Scraping via Googlebot – How is it possible?
Hi,
I run a website that recently experienced unusually high traffic from what appeared to be legitimate Googlebot. After investigating the access patterns, I was able to identify the source through some creative analysis.
Background
Someone has been scraping my website extensively using what appears to be authentic Googlebot. I traced the activity back to the person responsible, and they revealed they're using a commercial API service that can trigger real Googlebot crawls on-demand.
Technical Details
I tested the service myself to verify their claims, and confirmed it does indeed dispatch legitimate Googlebot to any URL within 1–2 seconds.
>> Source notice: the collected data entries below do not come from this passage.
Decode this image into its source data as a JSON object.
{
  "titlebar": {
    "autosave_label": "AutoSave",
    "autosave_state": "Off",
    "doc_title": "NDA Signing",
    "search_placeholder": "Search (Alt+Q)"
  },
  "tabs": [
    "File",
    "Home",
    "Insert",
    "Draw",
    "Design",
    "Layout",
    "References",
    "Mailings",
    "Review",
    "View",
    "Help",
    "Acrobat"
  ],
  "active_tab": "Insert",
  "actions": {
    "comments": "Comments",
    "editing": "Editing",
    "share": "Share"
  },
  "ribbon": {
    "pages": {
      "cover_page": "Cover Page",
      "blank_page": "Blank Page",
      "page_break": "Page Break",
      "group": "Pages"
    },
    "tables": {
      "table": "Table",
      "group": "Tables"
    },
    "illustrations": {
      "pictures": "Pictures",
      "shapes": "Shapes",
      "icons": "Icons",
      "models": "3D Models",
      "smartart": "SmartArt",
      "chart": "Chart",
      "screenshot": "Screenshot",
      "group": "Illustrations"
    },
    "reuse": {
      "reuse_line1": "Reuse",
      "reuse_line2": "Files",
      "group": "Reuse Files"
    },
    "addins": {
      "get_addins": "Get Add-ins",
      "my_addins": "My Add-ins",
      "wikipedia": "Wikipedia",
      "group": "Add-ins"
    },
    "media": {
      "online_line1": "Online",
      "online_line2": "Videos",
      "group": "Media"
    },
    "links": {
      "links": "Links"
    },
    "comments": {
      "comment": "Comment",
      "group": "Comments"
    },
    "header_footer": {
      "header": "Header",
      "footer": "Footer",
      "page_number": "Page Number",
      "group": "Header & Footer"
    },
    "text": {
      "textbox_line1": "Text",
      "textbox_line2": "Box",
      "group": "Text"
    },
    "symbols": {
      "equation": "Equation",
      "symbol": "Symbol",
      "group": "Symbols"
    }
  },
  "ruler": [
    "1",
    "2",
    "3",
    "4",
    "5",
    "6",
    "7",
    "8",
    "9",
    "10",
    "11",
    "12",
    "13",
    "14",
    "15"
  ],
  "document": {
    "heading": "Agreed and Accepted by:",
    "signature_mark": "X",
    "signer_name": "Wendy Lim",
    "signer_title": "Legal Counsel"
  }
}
Verified Googlebot IPs (via reverse DNS):
- 66.249.76.65 → crawl-66-249-76-65.googlebot.com
- 192.178.4.87 → crawl-192-178-4-87.googlebot.com
- 2001:4860:4801:002d::0006 → crawl-2001-4860-4801-002d...googlebot.com
- Additional IPs from 34.96.x.x range → googleusercontent.com
Request Headers:
- User-Agent: Mozilla/5.0 (Linux; Android 6.0.1; Nexus 5X Build/MMB29P) AppleWebKit/537.36 (KHTML, like Gecko) Chrome/117.0.0.0 Mobile Safari/537.36 (compatible; Googlebot/2.1; +http://www.google.com/bot.html)
- From: googlebot(at)googlebot.com
- Referer: https://www.google.com/
What Makes This Unusual:
- The service returns scraped HTML within 1–2 seconds
- It works for completely fresh URLs that have never been crawled
- All reverse DNS lookups confirm legitimate Google infrastructure
- The requests are triggered on-demand via API call
Verification Offer
I'm happy to validate these claims by having the service trigger a crawl to a unique test URL, so you can verify in your internal logs that it's genuinely Googlebot being dispatched.
Any insights into how this is technically possible?
Thanks!
The search console for domains allows you to put in a URL and test-scrape it to see how things look to the bot. Could be some reverse-engineering/abuse of that API.
Correct me if I'm wrong, but I believe you referring to the Rich Results Test. Fetching through that embeds `Google-InspectionTool` in the user agent, which isn't the case here.
there are blockers for webcrawlers. A few dozen were supplied by my neocities.org account, but I had to uncomment them
Not sure how this is relevant.